If the application of stainless steel castings requires good formability, avoid the martensitic group of stainless steels. Try an austenitic grade such as 304 or a ferritic grade such as 430. Martensitic stainless steel castings like 410 tend to be brittle and are not readily formable. Austenitic stainless steel castings are usually the best choice when it comes to formable stainless steel castings.
2. When the Stainless Steel Castings Need to be Welded.
Welding stainless steel castings is very different than welding other steel castings, and can lead to problems such as intergranular corrosion, hot cracking and stress corrosion cracking. The most weldable stainless steels are typically in the austenitic group. When welding austenitic stainless steel castings, grades such as 304L or 347 should be used. Grade 304L stainless steel castings has lower carbon while 347 has niobium stabilizers added to it which help to deter intergranular corrosion. Ferritic stainless steel castings such as grade 430 or grade 439 are also readily weldable, as are Duplex stainless steel castings. Martensitic stainless steel castings are generally not suitable for welding, however, some martensitic stainless steel casting grades with lower amounts of carbon can be welded. With precipitation hardened stainless steels, care should be taken to ensure that the original mechanical properties are not compromised during the welding process.
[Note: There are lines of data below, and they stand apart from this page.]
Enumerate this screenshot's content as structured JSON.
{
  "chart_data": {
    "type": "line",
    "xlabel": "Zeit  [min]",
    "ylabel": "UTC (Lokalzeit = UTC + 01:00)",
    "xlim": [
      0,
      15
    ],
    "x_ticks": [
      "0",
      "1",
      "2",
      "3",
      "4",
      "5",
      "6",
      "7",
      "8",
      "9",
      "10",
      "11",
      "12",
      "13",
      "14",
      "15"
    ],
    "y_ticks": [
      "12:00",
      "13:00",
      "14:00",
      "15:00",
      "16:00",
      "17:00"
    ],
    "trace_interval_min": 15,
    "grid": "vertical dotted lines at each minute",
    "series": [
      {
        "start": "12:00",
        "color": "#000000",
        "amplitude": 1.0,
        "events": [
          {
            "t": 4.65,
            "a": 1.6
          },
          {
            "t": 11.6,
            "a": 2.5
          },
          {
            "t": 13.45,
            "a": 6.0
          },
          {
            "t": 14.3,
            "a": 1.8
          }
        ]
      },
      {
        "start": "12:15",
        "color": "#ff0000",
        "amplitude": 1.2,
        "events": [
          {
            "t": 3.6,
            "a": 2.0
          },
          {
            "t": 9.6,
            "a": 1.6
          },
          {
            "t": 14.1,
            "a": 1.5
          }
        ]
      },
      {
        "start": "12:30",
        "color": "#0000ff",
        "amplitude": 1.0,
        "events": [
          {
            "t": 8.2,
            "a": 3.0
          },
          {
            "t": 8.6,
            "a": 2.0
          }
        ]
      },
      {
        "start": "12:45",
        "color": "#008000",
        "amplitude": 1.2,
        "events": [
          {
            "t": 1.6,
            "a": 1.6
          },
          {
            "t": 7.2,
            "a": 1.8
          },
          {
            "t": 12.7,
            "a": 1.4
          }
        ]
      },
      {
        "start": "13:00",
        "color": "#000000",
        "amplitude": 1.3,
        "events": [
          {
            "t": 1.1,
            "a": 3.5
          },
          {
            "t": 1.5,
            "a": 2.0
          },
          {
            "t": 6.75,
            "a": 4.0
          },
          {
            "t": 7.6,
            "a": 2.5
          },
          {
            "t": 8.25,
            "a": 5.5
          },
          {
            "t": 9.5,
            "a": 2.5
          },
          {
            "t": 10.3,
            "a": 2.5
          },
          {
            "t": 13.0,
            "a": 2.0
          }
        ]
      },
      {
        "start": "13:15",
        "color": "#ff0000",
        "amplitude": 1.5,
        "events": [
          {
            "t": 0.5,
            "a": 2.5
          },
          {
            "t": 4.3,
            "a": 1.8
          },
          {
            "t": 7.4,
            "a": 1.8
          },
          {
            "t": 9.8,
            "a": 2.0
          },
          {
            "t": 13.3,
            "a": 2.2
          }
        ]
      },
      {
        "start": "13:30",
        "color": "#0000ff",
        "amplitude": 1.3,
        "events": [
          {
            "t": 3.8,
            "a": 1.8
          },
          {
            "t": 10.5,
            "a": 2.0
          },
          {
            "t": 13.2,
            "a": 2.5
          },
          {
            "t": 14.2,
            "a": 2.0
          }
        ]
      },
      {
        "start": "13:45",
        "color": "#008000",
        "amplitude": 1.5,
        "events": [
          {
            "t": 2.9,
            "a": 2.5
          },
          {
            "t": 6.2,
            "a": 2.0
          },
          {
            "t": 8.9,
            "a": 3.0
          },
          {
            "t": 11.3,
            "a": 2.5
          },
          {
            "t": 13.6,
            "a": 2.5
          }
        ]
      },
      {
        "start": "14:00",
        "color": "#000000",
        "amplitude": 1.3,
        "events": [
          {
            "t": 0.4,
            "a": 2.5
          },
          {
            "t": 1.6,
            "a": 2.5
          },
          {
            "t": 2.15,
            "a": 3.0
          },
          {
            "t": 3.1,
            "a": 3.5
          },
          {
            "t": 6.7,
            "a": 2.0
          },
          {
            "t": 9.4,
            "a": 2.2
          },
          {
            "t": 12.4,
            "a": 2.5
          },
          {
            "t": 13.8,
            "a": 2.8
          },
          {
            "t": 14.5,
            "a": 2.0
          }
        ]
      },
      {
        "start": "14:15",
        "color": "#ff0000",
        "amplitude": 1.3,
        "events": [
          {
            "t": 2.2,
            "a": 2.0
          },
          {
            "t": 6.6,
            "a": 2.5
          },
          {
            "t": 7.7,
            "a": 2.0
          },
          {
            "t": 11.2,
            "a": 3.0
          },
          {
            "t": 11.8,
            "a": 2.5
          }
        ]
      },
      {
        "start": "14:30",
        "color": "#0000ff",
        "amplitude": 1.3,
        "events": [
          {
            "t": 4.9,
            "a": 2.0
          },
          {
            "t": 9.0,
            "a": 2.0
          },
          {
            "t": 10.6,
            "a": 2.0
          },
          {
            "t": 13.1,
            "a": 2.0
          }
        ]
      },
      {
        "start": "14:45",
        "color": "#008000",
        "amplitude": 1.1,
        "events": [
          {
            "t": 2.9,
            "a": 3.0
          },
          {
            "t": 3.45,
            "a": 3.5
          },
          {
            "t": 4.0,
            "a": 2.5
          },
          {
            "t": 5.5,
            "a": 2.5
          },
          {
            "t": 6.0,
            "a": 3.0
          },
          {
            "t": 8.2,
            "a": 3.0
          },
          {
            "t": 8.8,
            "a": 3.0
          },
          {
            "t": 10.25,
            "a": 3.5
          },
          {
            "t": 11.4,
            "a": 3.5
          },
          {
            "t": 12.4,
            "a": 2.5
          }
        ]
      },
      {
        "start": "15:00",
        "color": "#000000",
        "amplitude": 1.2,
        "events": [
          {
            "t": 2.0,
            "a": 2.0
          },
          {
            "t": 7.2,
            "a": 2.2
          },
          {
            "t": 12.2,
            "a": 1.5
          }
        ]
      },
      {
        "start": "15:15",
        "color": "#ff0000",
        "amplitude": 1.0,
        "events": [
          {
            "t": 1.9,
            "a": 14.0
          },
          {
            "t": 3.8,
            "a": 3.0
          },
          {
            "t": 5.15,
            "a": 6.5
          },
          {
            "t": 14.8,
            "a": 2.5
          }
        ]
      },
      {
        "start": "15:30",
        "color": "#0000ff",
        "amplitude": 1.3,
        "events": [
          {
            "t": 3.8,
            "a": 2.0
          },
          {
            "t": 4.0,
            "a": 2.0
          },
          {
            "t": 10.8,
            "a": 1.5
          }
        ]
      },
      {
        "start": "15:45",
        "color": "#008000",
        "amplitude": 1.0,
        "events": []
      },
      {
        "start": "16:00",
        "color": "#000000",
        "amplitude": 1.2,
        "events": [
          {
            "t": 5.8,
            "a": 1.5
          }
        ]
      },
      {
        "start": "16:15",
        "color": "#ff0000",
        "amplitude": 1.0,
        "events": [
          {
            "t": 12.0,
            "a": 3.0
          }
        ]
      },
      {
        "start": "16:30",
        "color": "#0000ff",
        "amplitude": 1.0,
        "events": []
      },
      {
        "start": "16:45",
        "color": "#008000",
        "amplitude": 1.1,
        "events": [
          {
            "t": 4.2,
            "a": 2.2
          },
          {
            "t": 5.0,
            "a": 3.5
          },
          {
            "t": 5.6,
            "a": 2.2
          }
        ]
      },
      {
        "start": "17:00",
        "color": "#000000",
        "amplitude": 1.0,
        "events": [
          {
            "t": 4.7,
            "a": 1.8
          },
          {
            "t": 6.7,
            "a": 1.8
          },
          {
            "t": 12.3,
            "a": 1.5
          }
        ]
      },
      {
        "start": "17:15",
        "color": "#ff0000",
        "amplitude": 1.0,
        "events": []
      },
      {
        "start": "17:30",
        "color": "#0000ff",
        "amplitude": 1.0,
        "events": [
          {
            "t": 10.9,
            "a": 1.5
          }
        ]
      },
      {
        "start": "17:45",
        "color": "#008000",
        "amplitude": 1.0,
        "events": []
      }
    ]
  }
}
3. When the Stainless Steel Castings Need to be Post Machined.
If machining of stainless steel castings is required, special considerations must be accounted for when working with stainless steel castings. Most grades of stainless steel casting can be post machined, however, stainless steel casting is very susceptible to work hardening. The machining process must be optimized to work at a rate that helps alleviate this issue, and the tools used for machining must also be kept in good working condition. Similar to carbon steel castings, sulfur can be added to increase machinability; grade 303 is an example of this. It is very similar to grade 304 except that sulfur has been added to it for machining purposes.
4. When Corrosion Resistance is Desired.
Stainless steel casting is usually chosen for its corrosion resistant properties, but it is important to know that different grades provide different amounts of corrosion resistance. Austenitic stainless steel castings generally provide the most corrosion resistance because of their high amounts of chromium. This makes grade 304 an excellent choice when corrosion resistance of stainless steel castings is important. Grade 316 stainless steel casting is similar to grade 304, but it has molybdenum as part of its chemical makeup, further increasing its corrosion resistance. Ferritic stainless steel castings and martensitic are generally more affordable than austenitic stainless steel castings because they have less nickel and sometimes less chromium than austenitic stainless steel castings, which can result in a loss of corrosion resistance. Duplex stainless steel castings can be used to avoid the stress corrosion cracking associated with austenitic stainless steel castings.
5. When the Stainless Steel Castings Need to be Heat Treated.
If the stainless steel castings are going to be subjected to heat treatment, it is important to know how the various grades of stainless steel casting can be affected. For the most part, austenitic stainless steel castings and ferritic stainless steel castings are non-hardenable when heat treated. The heat treatable stainless steel castings are typically martensitic or precipitation hardened. Examples of these are grade 440C and 17-4 PH, respectively.
6. When The Strength of Stainless Steel Castings is Required.
Very high strengths can be achieved with martensitic stainless steel castings, like grade 440C; and precipitation hardened stainless steel castings, like grades 17-4 PH and 15-5 PH. Austenitic stainless steel castings, such as grade 316, can provide high strengths as well, though not as high as the martensitic grades. Austenitic stainless steel castings also have more nickel than other stainless steel castings, so a grade like 316 will have greater toughness and ductility than ferritic and martensitic stainless steel castings. Duplex stainless steel castings can provide ferritic stainless steel casting properties while still maintaining a ductility and a toughness close to austenitic stainless steel castings.